风帆帆船在行驶过程中因为风压差的存在始终无法避免一定程度的偏移。而吃水越大的船,在转向、停泊过程中一旦遇到问题,就需要其他船只的掩护和辅助。
在海因里希年纪还小时,曾跟随着他的父亲航行七海中的五大海域。
曾经的海军上将告诉他,舰队和单一的船只是不同的。
一艘船单打独斗,而舰队之间相互配合。他要指挥舰队,就不能按照驾驶一艘船的方式传令。
不同的船擅长不同的作战模式,在实战中,一定要根据情况灵活布阵。
他就是这么做的。
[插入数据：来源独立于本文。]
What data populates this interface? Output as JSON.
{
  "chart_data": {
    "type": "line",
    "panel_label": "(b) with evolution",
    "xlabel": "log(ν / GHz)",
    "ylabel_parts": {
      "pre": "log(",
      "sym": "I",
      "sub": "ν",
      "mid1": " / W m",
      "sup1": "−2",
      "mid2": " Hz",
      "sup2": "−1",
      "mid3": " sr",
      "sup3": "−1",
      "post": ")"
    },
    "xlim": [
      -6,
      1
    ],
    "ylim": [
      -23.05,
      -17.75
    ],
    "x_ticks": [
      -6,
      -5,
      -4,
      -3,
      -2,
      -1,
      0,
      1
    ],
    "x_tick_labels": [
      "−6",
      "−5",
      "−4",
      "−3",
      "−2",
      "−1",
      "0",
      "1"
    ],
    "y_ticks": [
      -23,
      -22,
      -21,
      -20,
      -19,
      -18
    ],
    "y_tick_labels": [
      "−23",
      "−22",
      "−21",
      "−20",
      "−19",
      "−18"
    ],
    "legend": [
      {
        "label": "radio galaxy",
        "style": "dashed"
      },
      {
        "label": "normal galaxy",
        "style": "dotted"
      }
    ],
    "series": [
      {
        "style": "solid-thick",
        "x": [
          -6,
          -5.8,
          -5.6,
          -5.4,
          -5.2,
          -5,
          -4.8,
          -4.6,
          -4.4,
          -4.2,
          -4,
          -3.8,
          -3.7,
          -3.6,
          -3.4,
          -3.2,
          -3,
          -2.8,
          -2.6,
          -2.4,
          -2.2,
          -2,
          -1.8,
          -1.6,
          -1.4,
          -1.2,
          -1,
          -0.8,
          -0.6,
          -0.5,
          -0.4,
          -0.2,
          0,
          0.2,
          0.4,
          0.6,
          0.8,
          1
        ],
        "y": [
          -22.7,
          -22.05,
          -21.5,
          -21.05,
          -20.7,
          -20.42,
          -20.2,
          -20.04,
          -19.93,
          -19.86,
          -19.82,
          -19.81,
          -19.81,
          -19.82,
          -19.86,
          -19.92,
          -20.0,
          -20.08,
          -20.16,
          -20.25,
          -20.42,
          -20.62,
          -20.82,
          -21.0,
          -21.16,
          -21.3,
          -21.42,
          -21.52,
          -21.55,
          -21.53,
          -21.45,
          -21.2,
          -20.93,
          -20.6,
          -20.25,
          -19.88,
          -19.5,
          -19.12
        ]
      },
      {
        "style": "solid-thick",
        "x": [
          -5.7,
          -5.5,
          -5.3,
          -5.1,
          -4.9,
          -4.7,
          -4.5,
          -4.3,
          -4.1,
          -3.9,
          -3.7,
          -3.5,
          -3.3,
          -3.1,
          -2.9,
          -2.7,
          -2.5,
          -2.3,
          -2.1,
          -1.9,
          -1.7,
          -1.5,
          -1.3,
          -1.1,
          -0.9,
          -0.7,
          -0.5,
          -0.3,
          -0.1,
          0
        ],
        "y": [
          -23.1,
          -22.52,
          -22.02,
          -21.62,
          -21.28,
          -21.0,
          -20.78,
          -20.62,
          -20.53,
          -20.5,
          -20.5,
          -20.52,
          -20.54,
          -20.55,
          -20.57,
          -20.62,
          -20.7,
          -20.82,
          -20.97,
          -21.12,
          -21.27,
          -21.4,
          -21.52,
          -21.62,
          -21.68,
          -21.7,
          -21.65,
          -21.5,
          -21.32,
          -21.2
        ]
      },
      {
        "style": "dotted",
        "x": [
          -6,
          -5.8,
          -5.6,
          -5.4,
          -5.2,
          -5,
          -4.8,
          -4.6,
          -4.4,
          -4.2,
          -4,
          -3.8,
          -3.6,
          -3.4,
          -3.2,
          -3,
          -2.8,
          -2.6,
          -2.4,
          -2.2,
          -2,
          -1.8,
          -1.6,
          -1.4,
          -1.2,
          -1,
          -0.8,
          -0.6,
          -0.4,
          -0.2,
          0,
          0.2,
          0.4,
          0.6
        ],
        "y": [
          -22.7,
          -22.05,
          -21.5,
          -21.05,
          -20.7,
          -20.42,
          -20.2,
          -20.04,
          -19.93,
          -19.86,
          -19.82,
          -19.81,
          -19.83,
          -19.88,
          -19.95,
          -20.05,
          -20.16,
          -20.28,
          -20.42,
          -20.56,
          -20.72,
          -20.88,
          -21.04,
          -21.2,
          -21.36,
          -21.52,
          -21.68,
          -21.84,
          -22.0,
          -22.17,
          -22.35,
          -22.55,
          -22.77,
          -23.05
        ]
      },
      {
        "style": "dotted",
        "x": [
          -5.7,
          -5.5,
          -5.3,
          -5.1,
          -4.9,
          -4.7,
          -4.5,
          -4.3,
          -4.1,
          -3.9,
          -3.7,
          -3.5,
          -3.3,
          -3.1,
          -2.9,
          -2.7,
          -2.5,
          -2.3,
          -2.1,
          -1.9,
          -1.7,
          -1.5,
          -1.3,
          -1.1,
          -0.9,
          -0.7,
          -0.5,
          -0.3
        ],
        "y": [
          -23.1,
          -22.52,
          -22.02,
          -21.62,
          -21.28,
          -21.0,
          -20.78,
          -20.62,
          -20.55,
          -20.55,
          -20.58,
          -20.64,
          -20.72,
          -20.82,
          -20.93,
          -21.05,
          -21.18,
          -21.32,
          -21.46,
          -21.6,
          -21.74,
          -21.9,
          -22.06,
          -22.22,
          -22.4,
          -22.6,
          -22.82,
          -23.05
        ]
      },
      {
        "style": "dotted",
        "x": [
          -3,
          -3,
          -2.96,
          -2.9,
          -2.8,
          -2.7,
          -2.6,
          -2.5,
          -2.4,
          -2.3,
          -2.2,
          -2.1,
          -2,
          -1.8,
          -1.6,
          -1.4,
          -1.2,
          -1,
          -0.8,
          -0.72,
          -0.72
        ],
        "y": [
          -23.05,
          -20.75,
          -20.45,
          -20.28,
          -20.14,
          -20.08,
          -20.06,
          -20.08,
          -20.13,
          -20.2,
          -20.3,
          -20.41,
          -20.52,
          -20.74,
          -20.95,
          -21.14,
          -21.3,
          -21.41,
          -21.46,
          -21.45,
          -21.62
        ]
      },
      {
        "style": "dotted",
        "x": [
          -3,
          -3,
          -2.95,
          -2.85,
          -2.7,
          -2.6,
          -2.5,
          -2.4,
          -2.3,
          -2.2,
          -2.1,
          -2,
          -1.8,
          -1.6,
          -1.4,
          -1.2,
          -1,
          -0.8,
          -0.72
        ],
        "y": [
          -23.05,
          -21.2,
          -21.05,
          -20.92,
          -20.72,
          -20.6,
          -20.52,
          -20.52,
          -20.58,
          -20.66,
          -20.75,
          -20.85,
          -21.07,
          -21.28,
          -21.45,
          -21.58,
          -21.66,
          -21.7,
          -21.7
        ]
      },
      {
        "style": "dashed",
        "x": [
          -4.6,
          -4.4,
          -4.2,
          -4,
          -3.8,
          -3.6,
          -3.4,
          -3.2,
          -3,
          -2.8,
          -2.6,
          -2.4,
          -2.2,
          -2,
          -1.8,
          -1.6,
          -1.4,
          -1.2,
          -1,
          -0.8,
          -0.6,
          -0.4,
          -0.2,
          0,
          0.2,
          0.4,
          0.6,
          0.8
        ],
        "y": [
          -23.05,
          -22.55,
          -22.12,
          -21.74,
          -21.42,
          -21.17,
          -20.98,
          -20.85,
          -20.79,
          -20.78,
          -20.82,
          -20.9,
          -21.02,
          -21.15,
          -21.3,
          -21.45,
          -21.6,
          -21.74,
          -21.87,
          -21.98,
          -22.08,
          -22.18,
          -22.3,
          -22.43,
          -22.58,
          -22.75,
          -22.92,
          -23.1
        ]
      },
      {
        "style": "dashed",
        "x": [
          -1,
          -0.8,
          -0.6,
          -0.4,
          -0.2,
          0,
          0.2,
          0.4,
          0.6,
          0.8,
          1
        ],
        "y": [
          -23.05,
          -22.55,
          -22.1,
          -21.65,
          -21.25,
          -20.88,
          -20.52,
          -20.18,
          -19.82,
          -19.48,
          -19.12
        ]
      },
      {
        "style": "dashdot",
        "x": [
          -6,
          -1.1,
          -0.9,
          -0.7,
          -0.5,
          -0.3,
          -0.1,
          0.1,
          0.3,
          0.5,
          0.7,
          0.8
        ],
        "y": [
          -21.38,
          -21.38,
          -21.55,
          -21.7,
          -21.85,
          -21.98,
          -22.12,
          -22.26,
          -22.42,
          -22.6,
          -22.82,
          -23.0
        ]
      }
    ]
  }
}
用大型舰的重火力护卫小型舰艇。
在火力威慑,那些海盗确实收敛了许多。问题也同时暴露出来,没有护卫舰和巡逻舰的信息反馈,他们航行的速度减缓,必须确认前方的海域一切正常,才能够正常航行。
陆地上在下雪,连带着海上的天气也很差。风暴来得很突然,消失得也很突然。
这样的天气深入未知的海域,他每天都睡不好,时时刻刻思索着接下来的变动。
若是一个精力旺盛的人,这样的考验或许是有趣的挑战,可发生在海因里希身上,只是在透支他的生命。
试探性派遣的侦察舰被击沉,浓雾中,只能看到一个火点消失。
海因里希的表情越来越沉重,他站在旗舰的甲板上,向手下的将士询问情况:“陆地上的军队联系到了吗?”
“还没有,将军。”
陆军撤离前门镇后就失去了线索。
按正常情况,他们会南下前往最近的城镇,可在陆地上的暴雪阻拦和海上的盗匪双重干扰下,他们联系不上彼此。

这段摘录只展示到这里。